第3話「麗しの姫君、その本性」

 軍艦の中だけあって、廊下もドアも簡素で無骨ぶこつだ。

 サレナは、目の前の扉を軽くノックする。だが、反応がないので再度ノック。またしても返事がないので、ドアノブに手をかけた。


「わっ、ロックがかかってない……? えっと、殿下? あの」


 おずおずと部屋の中を覗き込んで、サレナは絶句した。

 汚い。

 散らかってる。

 まるで強盗に荒らされたかのような惨状が広がっていた。それで思わず、事件性を感じてサレナは踏み込んでしまう。

 着衣も下着も散乱してて、そこかしこに紙媒体の書物やディスクが散らばっていた。


「まさか、このふねの水兵たちが? いえ、それはなさそうだけど」


 とりあえず、目につくところから片付け始めて、そして気付く。

 水音がして、振り返ればバスルームに華奢きゃしゃなシルエットが浮かんでいた。どうやらエクセリアーデはシャワーを浴びているようだった。

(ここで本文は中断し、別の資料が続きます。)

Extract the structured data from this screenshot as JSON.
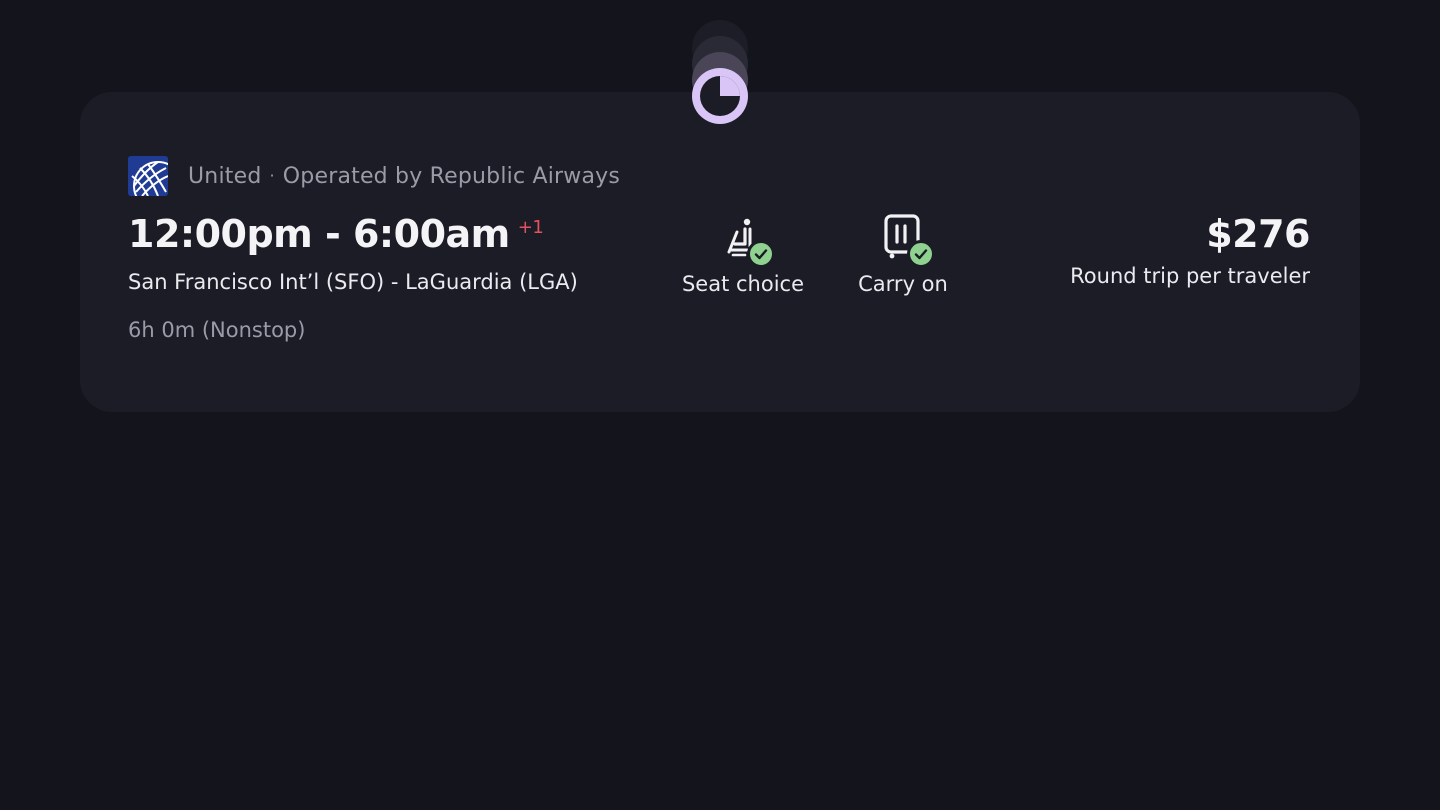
{
  "flight": {
    "airline": "United",
    "separator": "·",
    "operator": "Operated by Republic Airways",
    "times": "12:00pm - 6:00am",
    "day_offset": "+1",
    "route": "San Francisco Int’l (SFO) - LaGuardia (LGA)",
    "duration": "6h 0m (Nonstop)"
  },
  "amenities": [
    {
      "label": "Seat choice",
      "icon": "seat-icon",
      "included": true
    },
    {
      "label": "Carry on",
      "icon": "carry-on-bag-icon",
      "included": true
    }
  ],
  "price": {
    "amount": "$276",
    "note": "Round trip per traveler"
  },
  "colors": {
    "background": "#14141c",
    "card": "#1b1c26",
    "accent_moon": "#d9c6f7",
    "check": "#8fd28f",
    "day_offset": "#e2535f"
  }
}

 軍艦でも、艦長を始めとする一部の士官には個室待遇が当たり前である。

 だが、次の瞬間にサレナは常識の埒外らちがいに遭遇した。


「……なに? あんた、なにしてんの」


 バスルームから圧搾空気あっさくくうきの抜ける音がした。

 そして、堂々とエクセリアーデが現れたのだ。

 全裸である。

 神話の時代の芸術品みたいな裸体だった。女神か天使か、はたまた妖精か……ちょっとサレナの語彙ごいでは表現できない美の結晶が立っていた。

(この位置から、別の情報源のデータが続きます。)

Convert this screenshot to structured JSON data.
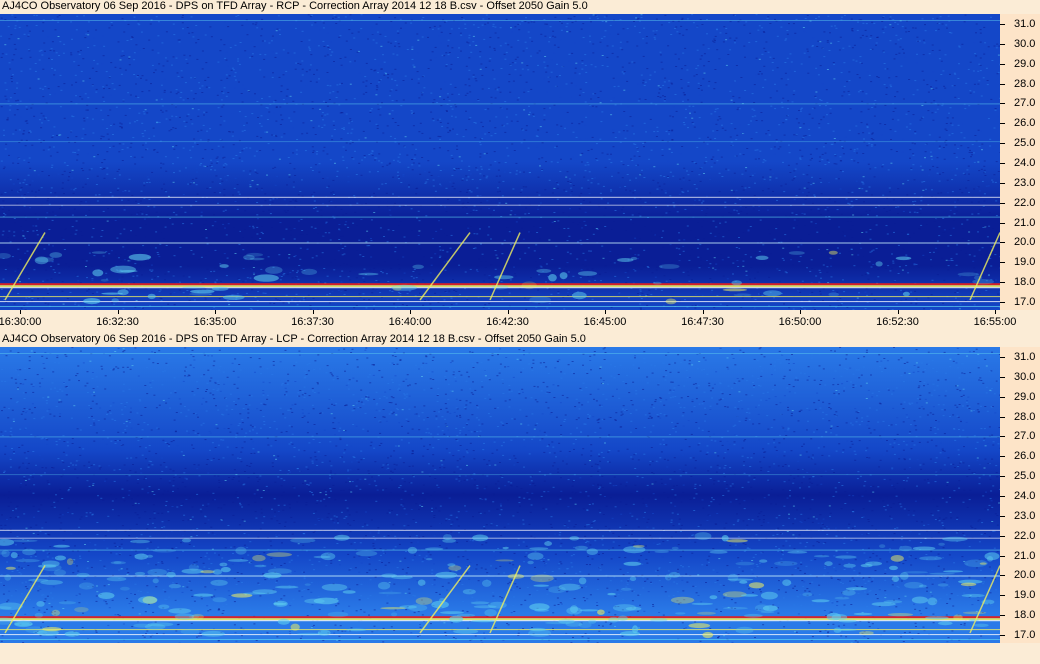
{
  "panels": [
    {
      "title": "AJ4CO Observatory 06 Sep 2016  -  DPS on TFD Array  -  RCP  -  Correction Array 2014 12 18 B.csv  -  Offset 2050  Gain 5.0",
      "polarization": "RCP"
    },
    {
      "title": "AJ4CO Observatory 06 Sep 2016  -  DPS on TFD Array  -  LCP  -  Correction Array 2014 12 18 B.csv  -  Offset 2050  Gain 5.0",
      "polarization": "LCP"
    }
  ],
  "chart_data": [
    {
      "type": "heatmap",
      "title": "AJ4CO Observatory 06 Sep 2016  -  DPS on TFD Array  -  RCP  -  Correction Array 2014 12 18 B.csv  -  Offset 2050  Gain 5.0",
      "x_tick_labels": [
        "16:30:00",
        "16:32:30",
        "16:35:00",
        "16:37:30",
        "16:40:00",
        "16:42:30",
        "16:45:00",
        "16:47:30",
        "16:50:00",
        "16:52:30",
        "16:55:00"
      ],
      "xlim": [
        "16:30:00",
        "16:55:00"
      ],
      "y_tick_labels": [
        "17.0",
        "18.0",
        "19.0",
        "20.0",
        "21.0",
        "22.0",
        "23.0",
        "24.0",
        "25.0",
        "26.0",
        "27.0",
        "28.0",
        "29.0",
        "30.0",
        "31.0"
      ],
      "ylim": [
        16.6,
        31.5
      ],
      "colormap": [
        "#0a1e96",
        "#1447c8",
        "#2a7ae8",
        "#5fd0f0",
        "#f0f060",
        "#e02020",
        "#ffffff"
      ]
    },
    {
      "type": "heatmap",
      "title": "AJ4CO Observatory 06 Sep 2016  -  DPS on TFD Array  -  LCP  -  Correction Array 2014 12 18 B.csv  -  Offset 2050  Gain 5.0",
      "x_tick_labels": [],
      "y_tick_labels": [
        "17.0",
        "18.0",
        "19.0",
        "20.0",
        "21.0",
        "22.0",
        "23.0",
        "24.0",
        "25.0",
        "26.0",
        "27.0",
        "28.0",
        "29.0",
        "30.0",
        "31.0"
      ],
      "ylim": [
        16.6,
        31.5
      ],
      "colormap": [
        "#0a1e96",
        "#1447c8",
        "#2a7ae8",
        "#5fd0f0",
        "#f0f060",
        "#e02020",
        "#ffffff"
      ]
    }
  ]
}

 しかも、その口調がなんだか違和感を叩きつけてくる。


「でっ、でで、殿下! なにかお召し物を、っていうか、濡れたままで出て来ないでくださいっ!」

「あたしの部屋よ、好きにしたっていいじゃない。それで? なんであんたがいるのよ」

「他に部屋が空いてそうで、その、すみません」

「謝ること? いいわよ、そのへんにいなさいよ」


 気高く聡明そうめいな無敵提督、暁紅ぎょうこう戦姫せんき

 そのイメージが、サレナの中で爆散した。木端微塵こっぱみじんに砕け散った。

 目の前にいるのは、ぶっきらぼうでだらしないただの16歳だったのだ。あきれるあまり、サレナは片付けの手が止まってしまう。

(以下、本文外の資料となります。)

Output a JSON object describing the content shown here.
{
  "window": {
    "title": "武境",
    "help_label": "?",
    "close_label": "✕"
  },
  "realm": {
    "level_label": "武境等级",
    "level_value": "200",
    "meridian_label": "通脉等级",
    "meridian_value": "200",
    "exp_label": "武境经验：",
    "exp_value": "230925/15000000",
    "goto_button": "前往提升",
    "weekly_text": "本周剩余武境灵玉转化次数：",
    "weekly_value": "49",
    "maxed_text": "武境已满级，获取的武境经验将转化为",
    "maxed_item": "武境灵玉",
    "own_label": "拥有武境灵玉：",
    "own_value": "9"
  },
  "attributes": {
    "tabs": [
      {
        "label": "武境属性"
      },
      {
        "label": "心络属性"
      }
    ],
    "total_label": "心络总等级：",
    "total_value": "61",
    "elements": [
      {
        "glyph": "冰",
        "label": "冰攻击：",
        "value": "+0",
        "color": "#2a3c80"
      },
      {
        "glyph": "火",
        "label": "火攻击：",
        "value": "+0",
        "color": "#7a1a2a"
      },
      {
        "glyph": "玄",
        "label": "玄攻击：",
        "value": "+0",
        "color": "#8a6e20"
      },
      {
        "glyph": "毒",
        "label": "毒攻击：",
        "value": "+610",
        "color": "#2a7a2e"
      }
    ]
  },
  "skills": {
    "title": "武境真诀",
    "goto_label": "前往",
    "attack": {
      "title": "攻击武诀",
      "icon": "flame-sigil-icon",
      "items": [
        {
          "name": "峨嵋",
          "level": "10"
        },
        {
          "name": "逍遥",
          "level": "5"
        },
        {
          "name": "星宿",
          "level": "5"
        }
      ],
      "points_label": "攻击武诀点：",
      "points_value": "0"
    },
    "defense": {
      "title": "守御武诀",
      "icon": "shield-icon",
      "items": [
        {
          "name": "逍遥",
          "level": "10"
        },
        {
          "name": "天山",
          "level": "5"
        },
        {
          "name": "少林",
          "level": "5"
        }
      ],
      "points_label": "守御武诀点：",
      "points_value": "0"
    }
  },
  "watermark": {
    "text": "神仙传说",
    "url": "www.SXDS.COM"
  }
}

 そんな彼女に、つかつかとエクセリアーデが歩み寄ってきた。


「で、殿下、なにか一枚……下着だけでも」

「わかってるわよ。それ、貸して。まだはけるから」

「……は?」

「シャワーを浴びたらまたはこうと思って、そこに置いといたの」

「床にですか!?」

「悪い?」

「い、いえ」


 エクセリアーデは、サレナが抱えた洗濯物と思しき衣類の中から、下着を引っ張り出す。それを指でブンブン振り回しながら、濡れたままでベッドに腰掛けた。

 サレナはもう、頭がどうにかなりそうだった。

 さっきまでの可憐かれん貴人きじんはどこへいったのか。

 優雅で自身に満ちたその姿は、眼前の少女には全く見いだせなかった。


「と、とにかく、身体を拭いてください! 風邪を引いてしまいます!」

「大丈夫よ、空調も効いてるし」

「ええと、タオルをお借りしますね! 失礼します!」


 部屋を見渡し、観葉植物に清潔そうなタオルが引っかかっているのを発見する。それをひったくるや、サレナはわしわしとエクセリアーデの身体を拭き始めた。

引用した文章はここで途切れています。